Customer experience is driving buying decisions more than you might expect, and if you do not get it right first time, there is a real possibility you will not get a second chance.
Nearly three quarters of customers (73%) make a future buying decision at least partly based on their previous experience with a brand, according to research from PwC. Even better, almost half (43%) of customers would pay a premium for greater convenience while 42% would pay more for a friendly, welcoming experience.
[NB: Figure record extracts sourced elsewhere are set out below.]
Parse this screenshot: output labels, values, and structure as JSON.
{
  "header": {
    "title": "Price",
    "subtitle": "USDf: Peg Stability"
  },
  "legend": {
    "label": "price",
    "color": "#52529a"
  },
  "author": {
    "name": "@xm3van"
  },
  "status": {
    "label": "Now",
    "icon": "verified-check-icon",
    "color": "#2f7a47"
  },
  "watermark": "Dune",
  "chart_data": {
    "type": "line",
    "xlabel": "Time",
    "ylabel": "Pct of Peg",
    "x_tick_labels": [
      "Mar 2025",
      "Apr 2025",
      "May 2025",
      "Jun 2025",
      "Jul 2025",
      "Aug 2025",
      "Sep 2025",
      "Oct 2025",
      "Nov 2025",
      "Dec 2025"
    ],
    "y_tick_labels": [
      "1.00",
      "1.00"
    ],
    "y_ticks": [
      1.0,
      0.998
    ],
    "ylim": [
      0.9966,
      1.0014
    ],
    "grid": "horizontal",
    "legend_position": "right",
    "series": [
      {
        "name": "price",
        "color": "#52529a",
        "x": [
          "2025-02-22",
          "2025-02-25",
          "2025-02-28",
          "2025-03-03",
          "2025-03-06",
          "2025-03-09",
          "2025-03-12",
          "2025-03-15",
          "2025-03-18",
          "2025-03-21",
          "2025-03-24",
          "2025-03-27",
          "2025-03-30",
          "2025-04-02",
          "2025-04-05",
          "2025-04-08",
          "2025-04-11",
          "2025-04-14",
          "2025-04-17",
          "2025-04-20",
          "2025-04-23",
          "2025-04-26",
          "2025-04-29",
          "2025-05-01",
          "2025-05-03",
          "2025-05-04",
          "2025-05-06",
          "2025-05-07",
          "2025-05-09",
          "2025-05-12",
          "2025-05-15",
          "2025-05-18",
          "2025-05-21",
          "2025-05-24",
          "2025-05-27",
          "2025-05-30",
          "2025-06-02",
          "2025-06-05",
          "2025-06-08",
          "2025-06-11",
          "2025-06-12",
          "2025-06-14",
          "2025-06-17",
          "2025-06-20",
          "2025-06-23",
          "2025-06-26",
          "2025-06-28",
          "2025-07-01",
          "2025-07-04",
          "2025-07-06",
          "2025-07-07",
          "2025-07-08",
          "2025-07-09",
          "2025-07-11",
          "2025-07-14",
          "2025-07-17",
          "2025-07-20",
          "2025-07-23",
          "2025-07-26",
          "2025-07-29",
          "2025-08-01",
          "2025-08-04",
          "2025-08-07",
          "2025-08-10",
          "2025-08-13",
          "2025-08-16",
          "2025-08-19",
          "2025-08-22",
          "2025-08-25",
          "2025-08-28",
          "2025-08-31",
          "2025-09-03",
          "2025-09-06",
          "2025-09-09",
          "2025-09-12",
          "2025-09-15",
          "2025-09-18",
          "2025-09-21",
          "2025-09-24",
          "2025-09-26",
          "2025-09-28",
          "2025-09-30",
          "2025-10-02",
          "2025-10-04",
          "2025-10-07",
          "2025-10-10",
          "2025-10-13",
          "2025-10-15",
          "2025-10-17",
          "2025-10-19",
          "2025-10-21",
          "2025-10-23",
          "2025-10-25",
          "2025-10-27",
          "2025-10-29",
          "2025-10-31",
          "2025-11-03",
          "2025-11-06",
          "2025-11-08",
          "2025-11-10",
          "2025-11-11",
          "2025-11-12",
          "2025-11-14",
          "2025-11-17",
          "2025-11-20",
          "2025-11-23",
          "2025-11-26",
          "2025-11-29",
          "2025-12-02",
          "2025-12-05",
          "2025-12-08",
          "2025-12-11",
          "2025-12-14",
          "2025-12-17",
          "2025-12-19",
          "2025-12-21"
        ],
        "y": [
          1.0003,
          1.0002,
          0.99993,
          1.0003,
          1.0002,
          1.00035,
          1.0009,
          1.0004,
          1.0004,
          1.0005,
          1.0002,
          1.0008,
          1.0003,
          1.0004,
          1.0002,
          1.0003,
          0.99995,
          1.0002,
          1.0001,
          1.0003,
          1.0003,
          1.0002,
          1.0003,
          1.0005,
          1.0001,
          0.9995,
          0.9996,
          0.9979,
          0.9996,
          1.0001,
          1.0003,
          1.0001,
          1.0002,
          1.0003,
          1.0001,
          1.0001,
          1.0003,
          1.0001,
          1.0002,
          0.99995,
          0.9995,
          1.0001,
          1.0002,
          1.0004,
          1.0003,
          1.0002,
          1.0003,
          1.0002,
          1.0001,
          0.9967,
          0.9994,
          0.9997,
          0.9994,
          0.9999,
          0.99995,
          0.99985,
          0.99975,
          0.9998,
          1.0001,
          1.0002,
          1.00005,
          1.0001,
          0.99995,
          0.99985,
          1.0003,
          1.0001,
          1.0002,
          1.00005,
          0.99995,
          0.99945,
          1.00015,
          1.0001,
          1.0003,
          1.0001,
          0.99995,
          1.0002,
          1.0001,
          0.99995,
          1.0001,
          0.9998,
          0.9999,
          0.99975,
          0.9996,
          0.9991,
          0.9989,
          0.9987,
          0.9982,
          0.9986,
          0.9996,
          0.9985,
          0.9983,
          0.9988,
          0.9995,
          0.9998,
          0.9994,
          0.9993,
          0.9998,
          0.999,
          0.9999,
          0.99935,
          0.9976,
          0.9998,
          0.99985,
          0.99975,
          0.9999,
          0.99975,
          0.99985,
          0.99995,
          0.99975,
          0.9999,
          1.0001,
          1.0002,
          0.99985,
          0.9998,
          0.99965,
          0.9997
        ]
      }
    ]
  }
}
Covid-19 impact on online customer experience
It is worth noting that before the pandemic in 2019, just 10% of businesses said creating better customer experiences is a digital priority. Yet since the beginning of the pandemic, it is estimated that 59% of businesses have accelerated their digital transformation. Covid-19 is a key factor in the change of focus, as it has forced retailers and restaurants to push through changes to their digital payments experience at a rate few would have thought possible even two years ago.
The closure of businesses to prevent the spread of Covid-19 forced companies to compete in an omni channel marketplace some were not ready for. The likes of major stores such as Debenhams and the Arcadia fashion retail group – which owned brands such as Burtons, Miss Selfridge, Top Shop and Dorothy Perkins among others – all either fell into administration between 2020 and 2021 or moved their businesses entirely online.
For some, the lesson of how important a smooth, seamless interaction between customers both in-store and online has been a hard one.
Customers are the lifeblood of any business; without them you cease to exist. So, listening to their needs and desires when it comes to customer interaction is vital. Miss these increasingly clear signals that customers want simple, fast and safe buying options both in person and online and you face a real problem.
Retail must learn lessons from Covid
When it comes to ensuring customers have a smooth and speedy transaction whether online or offline, the payment services you offer are absolutely key. Gone are the days when people were happy to come into a store, browse for the right product, wait for 10 minutes or more in a queue and then leave with their purchase in their hands.
Now, speed is of the essence and the experience of shopping during the pandemic has made consumers even less patient than they otherwise were, when difficulties arise that take time to resolve. The last 18 months of being forced to shop online or have our groceries and take-out meals delivered more often has changed the playing field. Various contactless payment methods have come to the fore and will continue to grow in popularity.
Bricks and mortar stores have become places to browse now they have re-opened, but many people will still go home, do their research – largely driven on price and ease/speed of delivery – and then will order online rather than buying in-store. Not everyone feels this way, but an increasing number certainly do.
Exceptional customer service in the QSR sector
Restaurants and coffee shops that used to prioritise in person pick up models – think McDonalds, KFC or Starbucks – were forced to get their goods to the customer rather than the other way around. The sea-change in distribution methods saw all three partnering with delivery companies to keep customers buying.
This high level of convenience was possible thanks to seamless integrations of payments systems for both online and offline ordering. Even for those companies in the quick service restaurant sector, such as McDonalds, we have seen kiosk ordering systems that speed up service levels and reduce the need human interaction which was transformational during the pandemic. It means staff now must facilitate a good experience for the customer in a different way which could, potentially, limit upsells if it is not done well.
However, we are not quite at the point where we will never again hear the immortal words “do you want fries with that?” Because despite the desire for fast, slick retail and food purchases, customers do still value that interaction with a human being.
Three quarters of consumers worldwide said they wanted more human interaction in the future according to PwC prior to the pandemic, and exceptional customer service is still a driver for around a quarter (26%) of customers as hopefully we near the end of the pandemic.
So, for those businesses keen to thrive in what is becoming the ‘new normal’ it is vital to have a fully integrated, seamless payments proposition to ensure customers get the equivalent service experience both online and offline with your business. But you cannot underestimate how important it is to continue with what might be considered good old-fashioned values of strong customer support from a human being.
Get both right and you will hit a sweet spot that will have your customers coming back time and time again.